Saint Thomas d’Aquin, ce grand théologien du XIIIe siècle et docteur de l’Église, peut-il encore parler du bonheur à nos contemporains ? De toute évidence, ses puissantes réflexions n’ont pas pris une ride. Il y a 800 ans, les hommes se posaient déjà ces questions : qu’est-ce que le bonheur ? Est-il le même pour tous ? Peut-on vraiment être heureux ? Et si oui, comment ? Autant de questions auxquelles saint Thomas a apporté de lumineuses réponses au tout début de la Secunda Pars de sa Somme de théologie. Isolde Cambournac, docteur en théologie spécialiste de l’Aquinate et auteur du récent ouvrage Heureux comme Dieu ! (Desclée de Brouwer), retranscrit avec limpidité et concision la vision du bonheur selon saint Thomas d'Aquin.
Aleteia : En dépit des guerres, de la souffrance, de la maladie, des échecs personnels… tout le monde peut-il être heureux ?
Isolde Cambournac : On veut tous être heureux. On ne peut pas ne pas vouloir être heureux. En revanche, on ne met pas tous la même chose derrière l’idée de bonheur, certains y mettent la réussite, l’argent, d’autres la famille etc. Saint Thomas nous dit que le bonheur se trouve dans le bien le plus grand qui est Dieu. Si Dieu demeure la source de notre bonheur, alors on peut être heureux dans toutes les situations. En revanche, si on met le bonheur dans la santé du corps par exemple, on perd son bonheur à la première maladie. À chacun de chercher le bien le plus grand qui pourra le combler.
On peut saisir Dieu en le contemplant. C’est ça le bonheur. Le bonheur, c’est contempler Dieu, c’est voir Dieu.
Pour saint Thomas, qu’est-ce que le bonheur ?

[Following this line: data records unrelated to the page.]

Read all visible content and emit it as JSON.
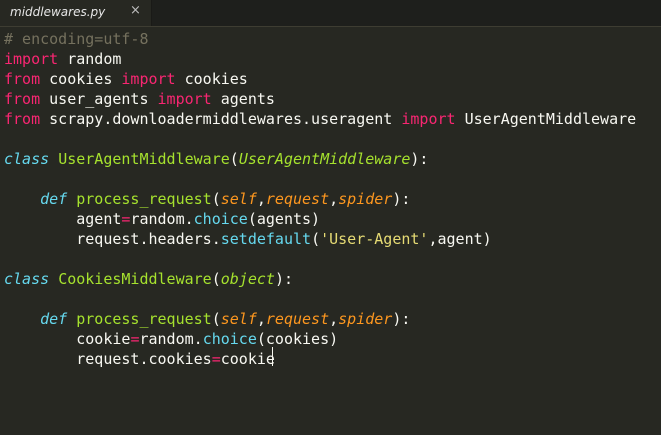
{
  "tab": {
    "title": "middlewares.py",
    "close_glyph": "×"
  },
  "code": {
    "l1": {
      "comment": "# encoding=utf-8"
    },
    "l2": {
      "kw": "import",
      "rest": " random"
    },
    "l3": {
      "kw1": "from",
      "mid": " cookies ",
      "kw2": "import",
      "rest": " cookies"
    },
    "l4": {
      "kw1": "from",
      "mid": " user_agents ",
      "kw2": "import",
      "rest": " agents"
    },
    "l5": {
      "kw1": "from",
      "mid": " scrapy.downloadermiddlewares.useragent ",
      "kw2": "import",
      "rest": " UserAgentMiddleware"
    },
    "l7": {
      "kw": "class",
      "name": "UserAgentMiddleware",
      "open": "(",
      "base": "UserAgentMiddleware",
      "close": "):"
    },
    "l9": {
      "kw": "def",
      "name": "process_request",
      "open": "(",
      "p1": "self",
      "c1": ",",
      "p2": "request",
      "c2": ",",
      "p3": "spider",
      "close": "):"
    },
    "l10": {
      "a": "agent",
      "op": "=",
      "b": "random.",
      "call": "choice",
      "c": "(agents)"
    },
    "l11": {
      "a": "request.headers.",
      "call": "setdefault",
      "b": "(",
      "str": "'User-Agent'",
      "c": ",agent)"
    },
    "l13": {
      "kw": "class",
      "name": "CookiesMiddleware",
      "open": "(",
      "base": "object",
      "close": "):"
    },
    "l15": {
      "kw": "def",
      "name": "process_request",
      "open": "(",
      "p1": "self",
      "c1": ",",
      "p2": "request",
      "c2": ",",
      "p3": "spider",
      "close": "):"
    },
    "l16": {
      "a": "cookie",
      "op": "=",
      "b": "random.",
      "call": "choice",
      "c": "(cookies)"
    },
    "l17": {
      "a": "request.cookies",
      "op": "=",
      "b": "cookie"
    }
  }
}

Pour lui, le bonheur, c’est d’être en possession du bien le plus grand. Et le bien le plus grand, pour le croyant, c’est Dieu. On ne peut pas atteindre un bien meilleur que Dieu. Comment saisit-on Dieu ? Comment le possède-t-on ? Saint Thomas répond : par notre intellect. On peut saisir Dieu en le contemplant. C’est ça le bonheur. Le bonheur, c’est contempler Dieu, c’est voir Dieu. Cela implique plusieurs choses : le bonheur n’est pas un état passif, c’est un acte, l’acte de voir Dieu.
Comment voir Dieu dans sa vie quotidienne ? Cela paraît inaccessible !

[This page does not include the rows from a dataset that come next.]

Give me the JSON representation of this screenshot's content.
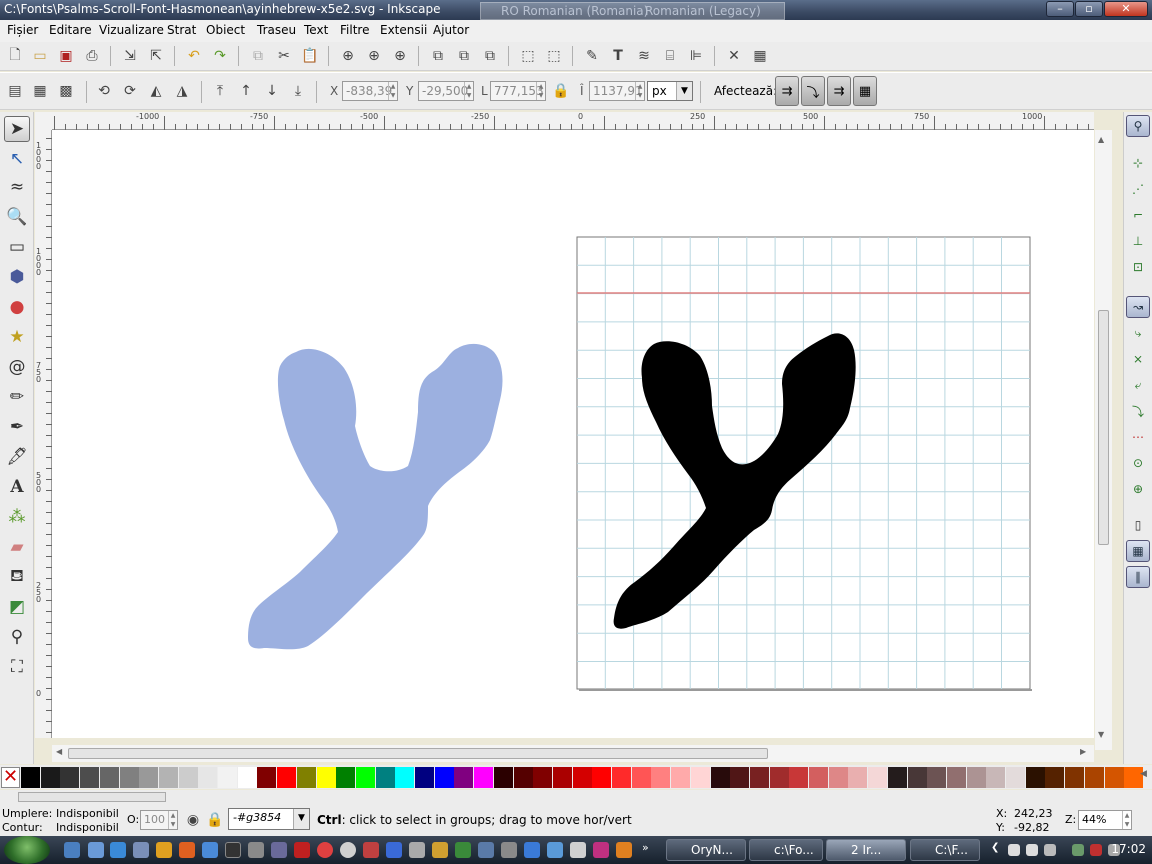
{
  "window": {
    "title": "C:\\Fonts\\Psalms-Scroll-Font-Hasmonean\\ayinhebrew-x5e2.svg - Inkscape",
    "lang_primary": "RO Romanian (Romania)",
    "lang_secondary": "Romanian (Legacy)",
    "minimize": "–",
    "maximize": "▫",
    "close": "✕"
  },
  "menu": [
    {
      "label": "Fișier"
    },
    {
      "label": "Editare"
    },
    {
      "label": "Vizualizare"
    },
    {
      "label": "Strat"
    },
    {
      "label": "Obiect"
    },
    {
      "label": "Traseu"
    },
    {
      "label": "Text"
    },
    {
      "label": "Filtre"
    },
    {
      "label": "Extensii"
    },
    {
      "label": "Ajutor"
    }
  ],
  "toolbar2": {
    "x_label": "X",
    "x_value": "-838,39",
    "y_label": "Y",
    "y_value": "-29,500",
    "w_label": "L",
    "w_value": "777,153",
    "h_label": "Î",
    "h_value": "1137,91",
    "unit": "px",
    "affects_label": "Afectează:"
  },
  "hruler_labels": [
    "-1000",
    "-750",
    "-500",
    "-250",
    "0",
    "250",
    "500",
    "750",
    "1000"
  ],
  "vruler_labels": [
    "1000",
    "1000",
    "750",
    "500",
    "250",
    "0",
    "0"
  ],
  "palette": [
    "#000000",
    "#1a1a1a",
    "#333333",
    "#4d4d4d",
    "#666666",
    "#808080",
    "#999999",
    "#b3b3b3",
    "#cccccc",
    "#e6e6e6",
    "#f2f2f2",
    "#ffffff",
    "#800000",
    "#ff0000",
    "#808000",
    "#ffff00",
    "#008000",
    "#00ff00",
    "#008080",
    "#00ffff",
    "#000080",
    "#0000ff",
    "#800080",
    "#ff00ff",
    "#2b0000",
    "#550000",
    "#800000",
    "#aa0000",
    "#d40000",
    "#ff0000",
    "#ff2a2a",
    "#ff5555",
    "#ff8080",
    "#ffaaaa",
    "#ffd5d5",
    "#280b0b",
    "#501616",
    "#782121",
    "#a02c2c",
    "#c83737",
    "#d35f5f",
    "#de8787",
    "#e9afaf",
    "#f4d7d7",
    "#241c1c",
    "#483737",
    "#6c5353",
    "#916f6f",
    "#ac9393",
    "#c8b7b7",
    "#e3dbdb",
    "#2b1100",
    "#552200",
    "#803300",
    "#aa4400",
    "#d45500",
    "#ff6600"
  ],
  "status": {
    "fill_label": "Umplere:",
    "fill_value": "Indisponibil",
    "stroke_label": "Contur:",
    "stroke_value": "Indisponibil",
    "opacity_label": "O:",
    "opacity_value": "100",
    "layer_value": "-#g3854",
    "message_bold": "Ctrl",
    "message": ": click to select in groups; drag to move hor/vert",
    "x_label": "X:",
    "x_value": "242,23",
    "y_label": "Y:",
    "y_value": "-92,82",
    "zoom_label": "Z:",
    "zoom_value": "44%"
  },
  "taskbar": {
    "tasks": [
      "OryN...",
      "c:\\Fo...",
      "2 Ir...",
      "C:\\F..."
    ],
    "clock": "17:02"
  },
  "colors": {
    "shape_left": "#9cb0e0",
    "shape_right": "#000000",
    "grid": "#b9d7e0",
    "baseline": "#e08080"
  }
}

On peut tout à fait saisir quelque chose de Dieu dans cette vie. On peut goûter un peu de la bonté de Dieu à travers les créatures. Dieu se donne à connaître, comme dit saint Thomas, à travers le miroir des créatures : le créateur laisse toujours une empreinte dans ses créatures, alors en contemplant les créatures, on peut remonter jusqu’à Dieu. Il y a aussi une contemplation de Dieu par la prière. La prière dispose à contempler Dieu. La prière est une école de désir. Elle nous enseigne le désir de Dieu : "Que ton règne vienne, que ta volonté soit faite", récitent les croyants dans la prière du Notre-Père. Par la prière, notre cœur désire ce qui va nous rendre profondément heureux.
Et si on se trompe de bien, est-on condamné à être malheureux ?

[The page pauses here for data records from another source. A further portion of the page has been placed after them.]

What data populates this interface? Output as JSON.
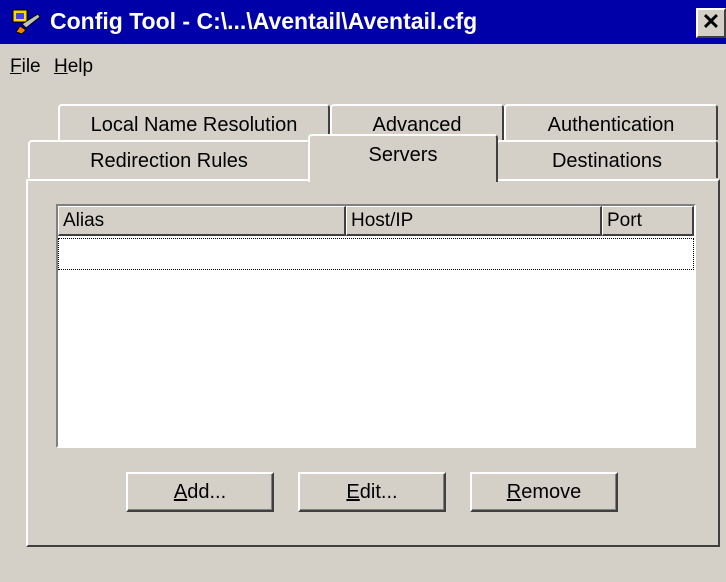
{
  "window": {
    "title": "Config Tool - C:\\...\\Aventail\\Aventail.cfg",
    "close_label": "✕"
  },
  "menu": [
    {
      "mnemonic": "F",
      "rest": "ile"
    },
    {
      "mnemonic": "H",
      "rest": "elp"
    }
  ],
  "tabs": {
    "back_row": [
      "Local Name Resolution",
      "Advanced",
      "Authentication"
    ],
    "front_row": [
      "Redirection Rules",
      "Servers",
      "Destinations"
    ],
    "active": "Servers"
  },
  "servers_list": {
    "columns": [
      "Alias",
      "Host/IP",
      "Port"
    ],
    "rows": []
  },
  "buttons": {
    "add": {
      "mnemonic": "A",
      "rest": "dd..."
    },
    "edit": {
      "mnemonic": "E",
      "rest": "dit..."
    },
    "remove": {
      "mnemonic": "R",
      "rest": "emove"
    }
  },
  "colors": {
    "titlebar": "#0000a8",
    "face": "#d4d0c8"
  }
}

Il arrive qu’on cherche le bonheur ultime là où il n’est pas. On va chercher le bonheur dans des biens tels que la famille, la réussite, la santé… Il s’agit de biens certes, mais de biens limités. Ils ne suffisent pas à nous rendre heureux. Ils contribuent certainement à notre bonheur, mais ils ne constituent pas le bonheur ultime. Dans ces cas-là, on fait souvent l’expérience d’une déception : on désire quelque chose que l’on considère comme notre bonheur, et puis on se rend compte que cela ne suffit pas à nous combler dans la durée. Un exemple : prenez un feu de cheminée. Il nous réchauffe dans un premier temps, mais quelques minutes après, nous avons trop chaud. Le bonheur auquel on aspire, c’est d’être en présence d’un bien qui nous comble totalement dans la durée et qui ne s’accompagne d’aucune contrainte. Seul Dieu peut nous combler de cette manière-là ! À travers nos déceptions, notre désir va chercher plus haut et notre foi nous donne la chance de voir déjà le bien ultime qui sera capable de nous combler.
Ce bien ultime, que saint Thomas appelle la béatitude parfaite, est-il accessible ici-bas ?
La béatitude parfaite n’est pas encore accessible ici. En revanche, saint Thomas dit qu’on peut atteindre une béatitude imparfaite, on peut déjà goûter quelque chose de la bonté de Dieu. On peut aussi trouver du bonheur dans toutes les petites choses qui font nos joies quotidiennes. Mais la béatitude parfaite ne pourra être atteinte qu’après cette vie, quand nous verrons Dieu face à face.